No dia 24 de maio de 2020, a Igreja celebrou o Dia Mundial das Comunicações Sociais. Instituída pelo Concílio Vaticano II, com o objetivo de analisar melhor o extenso e complexo fenômeno da comunicação e suas diversas expressões, a data é celebrada há 54 anos. Para esta edição, a celebração traz como tema a questão da narração, baseada na mensagem do Papa Francisco que nos convida a “respirar a verdade das histórias boas”.
Logo no começo da mensagem, o pontífice nos alerta sobre a importância de cultivarmos histórias edificadoras e não destruidoras, “histórias que ajudem a reencontrar as raízes e a força para prosseguirmos juntos”.
Nos tempos pandêmicos em que vivemos, especialmente aqui no Brasil, tais palavras soam como um alento aos nossos corações que, neste momento, se encontram distantes uns dos outros e atormentados por um cenário de medo e incerteza do que nos espera. Com tantas notícias diárias sobre os milhares de infectados e mortos, vítimas de um inimigo invisível, de discussões entre autoridades governamentais e um grande descaso com o país, tornou-se difícil manter a positividade e a sanidade mental inabaladas.

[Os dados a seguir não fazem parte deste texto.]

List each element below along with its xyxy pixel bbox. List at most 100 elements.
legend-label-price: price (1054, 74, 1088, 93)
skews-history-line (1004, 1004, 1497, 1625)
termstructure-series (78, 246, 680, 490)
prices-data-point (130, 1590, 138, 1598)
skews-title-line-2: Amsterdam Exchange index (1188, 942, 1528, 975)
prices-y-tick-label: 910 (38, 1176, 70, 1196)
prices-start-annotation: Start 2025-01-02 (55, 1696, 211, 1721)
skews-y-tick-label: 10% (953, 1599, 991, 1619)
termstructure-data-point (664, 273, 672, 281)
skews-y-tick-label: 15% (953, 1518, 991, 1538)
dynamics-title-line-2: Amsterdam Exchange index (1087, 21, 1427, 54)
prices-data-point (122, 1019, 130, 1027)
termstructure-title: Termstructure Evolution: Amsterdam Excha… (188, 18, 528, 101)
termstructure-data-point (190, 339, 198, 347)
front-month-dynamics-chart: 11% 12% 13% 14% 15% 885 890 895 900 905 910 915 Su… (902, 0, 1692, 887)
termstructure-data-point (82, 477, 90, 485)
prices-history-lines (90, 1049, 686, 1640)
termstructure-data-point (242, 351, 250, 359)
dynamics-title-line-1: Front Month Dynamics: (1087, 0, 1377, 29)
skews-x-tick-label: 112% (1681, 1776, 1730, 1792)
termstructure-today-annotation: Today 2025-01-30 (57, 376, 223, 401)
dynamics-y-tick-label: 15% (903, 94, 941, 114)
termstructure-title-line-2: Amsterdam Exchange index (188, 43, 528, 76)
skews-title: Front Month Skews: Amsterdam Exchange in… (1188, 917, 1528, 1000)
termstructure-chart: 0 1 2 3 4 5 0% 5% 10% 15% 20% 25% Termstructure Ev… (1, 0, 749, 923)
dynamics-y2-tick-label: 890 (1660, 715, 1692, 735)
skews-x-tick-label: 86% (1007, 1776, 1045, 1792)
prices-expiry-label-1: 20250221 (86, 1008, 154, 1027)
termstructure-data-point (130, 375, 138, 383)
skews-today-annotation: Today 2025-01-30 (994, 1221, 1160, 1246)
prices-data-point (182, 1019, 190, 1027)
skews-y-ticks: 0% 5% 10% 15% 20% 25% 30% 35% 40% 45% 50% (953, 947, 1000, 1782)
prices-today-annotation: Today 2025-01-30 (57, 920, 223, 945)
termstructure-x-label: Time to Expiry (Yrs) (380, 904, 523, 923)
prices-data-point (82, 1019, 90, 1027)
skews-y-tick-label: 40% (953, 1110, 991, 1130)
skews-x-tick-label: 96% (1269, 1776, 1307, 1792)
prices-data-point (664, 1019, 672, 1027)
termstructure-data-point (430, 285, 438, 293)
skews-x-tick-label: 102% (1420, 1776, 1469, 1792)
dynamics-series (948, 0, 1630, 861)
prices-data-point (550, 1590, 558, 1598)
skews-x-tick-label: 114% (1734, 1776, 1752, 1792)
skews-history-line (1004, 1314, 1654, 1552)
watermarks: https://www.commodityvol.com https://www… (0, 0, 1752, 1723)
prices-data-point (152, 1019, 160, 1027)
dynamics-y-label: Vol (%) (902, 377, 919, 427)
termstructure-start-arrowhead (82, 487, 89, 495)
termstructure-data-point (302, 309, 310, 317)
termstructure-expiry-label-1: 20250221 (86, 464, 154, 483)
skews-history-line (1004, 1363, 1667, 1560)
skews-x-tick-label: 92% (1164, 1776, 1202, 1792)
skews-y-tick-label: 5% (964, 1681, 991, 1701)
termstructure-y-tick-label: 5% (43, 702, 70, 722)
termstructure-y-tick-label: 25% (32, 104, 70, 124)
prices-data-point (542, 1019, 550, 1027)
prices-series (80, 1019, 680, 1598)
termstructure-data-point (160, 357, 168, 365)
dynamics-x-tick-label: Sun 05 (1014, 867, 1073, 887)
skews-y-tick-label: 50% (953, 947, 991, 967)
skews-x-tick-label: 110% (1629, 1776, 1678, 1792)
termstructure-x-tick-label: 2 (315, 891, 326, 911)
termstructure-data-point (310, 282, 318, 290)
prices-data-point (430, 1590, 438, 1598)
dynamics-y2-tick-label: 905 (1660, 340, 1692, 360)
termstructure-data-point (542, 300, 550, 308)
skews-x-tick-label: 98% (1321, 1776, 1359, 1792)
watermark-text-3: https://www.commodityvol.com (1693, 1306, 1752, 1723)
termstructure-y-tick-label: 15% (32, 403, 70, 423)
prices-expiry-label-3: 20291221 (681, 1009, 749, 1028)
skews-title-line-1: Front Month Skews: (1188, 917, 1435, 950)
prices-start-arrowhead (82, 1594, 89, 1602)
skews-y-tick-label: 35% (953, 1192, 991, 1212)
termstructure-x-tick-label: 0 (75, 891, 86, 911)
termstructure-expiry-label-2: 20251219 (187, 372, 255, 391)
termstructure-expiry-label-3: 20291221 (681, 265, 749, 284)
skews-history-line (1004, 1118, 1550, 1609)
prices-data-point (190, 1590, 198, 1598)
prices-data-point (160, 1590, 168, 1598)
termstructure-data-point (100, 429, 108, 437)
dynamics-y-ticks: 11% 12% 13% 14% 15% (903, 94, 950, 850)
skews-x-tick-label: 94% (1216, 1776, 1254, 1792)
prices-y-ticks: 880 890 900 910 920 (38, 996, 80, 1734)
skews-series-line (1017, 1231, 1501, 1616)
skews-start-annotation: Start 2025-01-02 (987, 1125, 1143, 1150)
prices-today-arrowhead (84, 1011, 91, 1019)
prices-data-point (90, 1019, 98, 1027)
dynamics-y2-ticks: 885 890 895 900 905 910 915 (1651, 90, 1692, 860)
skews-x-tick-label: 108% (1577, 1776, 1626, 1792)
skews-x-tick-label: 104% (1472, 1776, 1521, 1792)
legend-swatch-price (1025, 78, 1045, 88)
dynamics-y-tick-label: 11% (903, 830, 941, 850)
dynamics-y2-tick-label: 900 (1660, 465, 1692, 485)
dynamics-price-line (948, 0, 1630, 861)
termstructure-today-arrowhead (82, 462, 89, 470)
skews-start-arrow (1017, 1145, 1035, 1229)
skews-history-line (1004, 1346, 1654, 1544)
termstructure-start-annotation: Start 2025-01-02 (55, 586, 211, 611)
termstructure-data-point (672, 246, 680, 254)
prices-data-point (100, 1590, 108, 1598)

Mas, como nos diz o Papa Francisco, “o homem é um ente narrador” e são, justamente, as narrativas que “podem ajudar-nos a compreender e dizer quem somos”. Sendo assim, como construirmos nossas próprias narrativas, tendo como inspiração apenas aquelas que nos fazem florescer e que não nos destruam, principalmente em meio às dificuldades? Por mais que o cenário esteja difícil e que soframos com o distanciamento, com as dificuldades financeiras, com o bombardeamento midiático, é preciso cultivar a esperança e a positividade.

Como fazer isso? Se a saudade de alguém distante aumentar, faça chamadas por vídeos, proponha um jogo ou qualquer outra atividade criativa online e, assim, amenize o distanciamento. De acordo com um estudo da Universidade Brigham Young, nos Estados Unidos, publicado na revista Veja Saúde, a falta de contato social pode trazer riscos à saúde equivalentes ao consumo de 15 cigarros por dia, além de ser duas vezes mais danosa que a obesidade.
Por outro lado, também é preciso cultivar bons relacionamentos com aqueles com quem convivemos diariamente. Em muitos países afetados pela pandemia, houve um disparo no número de divórcios, que pode refletir como as dificuldades em lidar com diferenças, muitas vezes descobertas em um maior tempo de convivência, afetam as relações humanas. Neste momento, a conversa sincera, a paciência e a exaltação de qualidades positivas do outro podem ajudar a superar tais momentos.
Mas, também não podemos nos esquecer de um cenário muito desolador: a violência doméstica que, somente no Rio de Janeiro, por exemplo, aumentou 50%, reforçando a importância de a mulher recorrer a uma delegacia ou a uma outra ajuda qualquer, sempre que for necessário.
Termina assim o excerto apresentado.